The growth outside the Israeli domain probably has to do with the popularity of Turkish food in Europe, where Turks are
a major migrant group–they are the main immigrant group in Germany where they have a long presence and well established communities. The popularity among Europeans of kebabs is probably what made entrepreneurs in Cuzco open the first places specializing in rollos.
This is only the latest fold in the long history of engagement between the levant and Peru, as well as the rest of Latin America. When the Spanish invaded, they brought a very Arabic culture with them, one intimately related to the more recent Turkish street food that is conquering the world. They also brought a population that probably included many Moors. Indeed the veiled women of Lima and the use of the word Moro to describe a working class there, as well as coastal food itself such as cebiche and escabeche suggest the importance of this Moorish-Arab culture for early Peru.
More recently, Syrians and Lebanese immigrated to Latin America, including Peru, in large numbers and established enclaves. The people were commonly called in Spanish “Turcos” because they came from the Ottoman Empire, but in highland Peru, unlike elsewhere, they did not establish a public food culture. Their’s was private, more like that of today’s Israelis.

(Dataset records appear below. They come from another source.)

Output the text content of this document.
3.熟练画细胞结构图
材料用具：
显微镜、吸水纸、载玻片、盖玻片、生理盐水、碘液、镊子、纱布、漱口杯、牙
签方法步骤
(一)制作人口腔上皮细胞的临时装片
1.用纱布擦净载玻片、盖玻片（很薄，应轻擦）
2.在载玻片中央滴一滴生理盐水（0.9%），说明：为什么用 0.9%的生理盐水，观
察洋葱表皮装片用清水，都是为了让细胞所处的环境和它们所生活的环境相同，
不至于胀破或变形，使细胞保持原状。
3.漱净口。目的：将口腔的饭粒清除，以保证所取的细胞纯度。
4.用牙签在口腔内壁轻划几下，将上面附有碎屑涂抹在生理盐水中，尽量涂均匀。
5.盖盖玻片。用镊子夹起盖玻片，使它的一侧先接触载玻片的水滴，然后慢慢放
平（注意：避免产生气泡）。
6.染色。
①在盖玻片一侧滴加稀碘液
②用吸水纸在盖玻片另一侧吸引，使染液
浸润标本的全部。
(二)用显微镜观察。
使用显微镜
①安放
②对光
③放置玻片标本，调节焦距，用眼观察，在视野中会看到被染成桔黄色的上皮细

Curiously, they did claim a public presence for their food in other Latin American countries. For example in Puebla, Mexico you can easily find the very popular Tacos Arabes, Arab tacos, right there with the much earlier hybrid Arabic-Mexican mole poblano. And, throughout the republic you are offered tacos de al pastor where the meat is grilled on a spit like the Turkish kebabs and the Greek gyro. For some reason, such did not happen in highland Peru.
In Europe the Turks who migrated to work did build a public culture of food, the very popular kebab, especially the donner kebab. This is the new import from the levant that in its twisted route joins a food culture in Cuzco with Indigenous roots and much from Arab Al Andalus, Spain.